It has been well established that changes in the environment in the uterus can affect
fetal development. It has been further shown that maternal obesity correlates with
increased risk of the development of obesity in the offspring, however the mechanism
of this relationship is not fully understood. The time period for the development of
this risk has been time-locked to the fetal period. In order to understand how a
mother’s obesity affects her offspring’s risk of obesity, we have looked to the
development of neuronal pathways in the fetal brain that are involved in weight
regulation. Disruptions to the normal development of this circuitry could be
responsible for the altered weight regulation in offspring from obese mothers.

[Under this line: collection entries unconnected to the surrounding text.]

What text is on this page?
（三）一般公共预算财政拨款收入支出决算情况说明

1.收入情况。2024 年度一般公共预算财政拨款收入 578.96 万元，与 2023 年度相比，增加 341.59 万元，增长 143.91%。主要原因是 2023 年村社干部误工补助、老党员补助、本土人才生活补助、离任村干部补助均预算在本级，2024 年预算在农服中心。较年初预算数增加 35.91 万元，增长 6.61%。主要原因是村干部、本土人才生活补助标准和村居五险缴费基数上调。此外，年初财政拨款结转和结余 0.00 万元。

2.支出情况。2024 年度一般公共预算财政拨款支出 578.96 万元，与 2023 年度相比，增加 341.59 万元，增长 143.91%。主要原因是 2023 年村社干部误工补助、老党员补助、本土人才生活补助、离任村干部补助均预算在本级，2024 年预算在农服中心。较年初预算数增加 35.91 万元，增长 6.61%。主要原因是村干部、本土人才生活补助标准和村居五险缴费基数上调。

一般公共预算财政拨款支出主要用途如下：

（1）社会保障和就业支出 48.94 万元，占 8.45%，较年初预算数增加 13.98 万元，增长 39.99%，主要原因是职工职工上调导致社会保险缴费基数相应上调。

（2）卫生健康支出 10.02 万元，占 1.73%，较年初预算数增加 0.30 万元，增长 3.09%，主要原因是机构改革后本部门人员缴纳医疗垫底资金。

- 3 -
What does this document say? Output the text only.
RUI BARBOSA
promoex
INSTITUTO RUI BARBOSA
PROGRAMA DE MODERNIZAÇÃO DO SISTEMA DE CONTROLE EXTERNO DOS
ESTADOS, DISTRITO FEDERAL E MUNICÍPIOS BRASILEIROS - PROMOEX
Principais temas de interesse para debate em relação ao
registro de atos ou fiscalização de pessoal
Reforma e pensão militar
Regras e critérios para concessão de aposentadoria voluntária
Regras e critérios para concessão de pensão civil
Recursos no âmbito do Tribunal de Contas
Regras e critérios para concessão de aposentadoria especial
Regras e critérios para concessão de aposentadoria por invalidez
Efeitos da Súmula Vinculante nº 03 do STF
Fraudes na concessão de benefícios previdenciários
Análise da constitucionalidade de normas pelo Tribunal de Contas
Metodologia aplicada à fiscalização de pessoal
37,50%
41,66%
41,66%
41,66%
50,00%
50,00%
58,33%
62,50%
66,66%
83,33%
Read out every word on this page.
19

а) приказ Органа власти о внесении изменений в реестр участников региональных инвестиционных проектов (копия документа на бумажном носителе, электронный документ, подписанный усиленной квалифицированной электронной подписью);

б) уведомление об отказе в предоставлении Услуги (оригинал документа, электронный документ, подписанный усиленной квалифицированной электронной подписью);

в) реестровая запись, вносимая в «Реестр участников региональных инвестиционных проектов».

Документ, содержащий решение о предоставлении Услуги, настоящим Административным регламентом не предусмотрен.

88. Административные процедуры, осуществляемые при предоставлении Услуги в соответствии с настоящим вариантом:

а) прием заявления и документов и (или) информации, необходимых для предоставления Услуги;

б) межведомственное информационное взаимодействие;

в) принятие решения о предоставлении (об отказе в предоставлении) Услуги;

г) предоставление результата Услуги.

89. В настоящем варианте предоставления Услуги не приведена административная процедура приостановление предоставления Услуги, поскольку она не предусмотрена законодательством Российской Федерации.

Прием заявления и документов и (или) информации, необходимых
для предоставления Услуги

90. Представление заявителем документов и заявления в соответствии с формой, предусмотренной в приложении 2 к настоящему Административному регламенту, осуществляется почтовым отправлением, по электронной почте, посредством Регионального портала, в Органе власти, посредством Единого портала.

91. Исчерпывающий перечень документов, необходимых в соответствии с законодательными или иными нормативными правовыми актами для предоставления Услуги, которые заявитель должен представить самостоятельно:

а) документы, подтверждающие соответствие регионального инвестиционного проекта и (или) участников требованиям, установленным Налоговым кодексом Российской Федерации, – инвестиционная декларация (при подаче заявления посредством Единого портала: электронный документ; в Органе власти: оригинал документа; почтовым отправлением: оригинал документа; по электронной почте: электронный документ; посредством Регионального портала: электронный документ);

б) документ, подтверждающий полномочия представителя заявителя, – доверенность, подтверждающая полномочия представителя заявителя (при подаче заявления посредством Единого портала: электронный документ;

Our lab and others have observed that the offspring of obese mothers show altered
development of axonal projections from cells in the hypothalamic arcuate nucleus
(ARC). Based on this, we hypothesised that the expression of genes that regulate axon
growth and guidance would be altered in fetuses developing in obese mothers when
compared with controls.
I have used quantitative PCR to assess gene expression in the mouse ARC at
gestational day 15.5 (GD15.5), representing mid-gestation, and early arcuate
development. Specifically, I examined the Robo and Slit gene families (Robo1,
Robo2, Robo3, Slit1 and Slit2). The results presented in this study suggest that Robo
and Slit could play a key role in the development of connections from arcuate neurons
to their targets in the hypothalamus, as we have shown that Robo and Slit genes are
present in the fetal arcuate nucleus, and have altered expression in offspring from
obese mothers.
With the incidence of obesity in the developed and developing world reaching
epidemic proportions, an understanding of the mechanisms that underpin elevated risk
for obesity are critical in order to best confront this disease.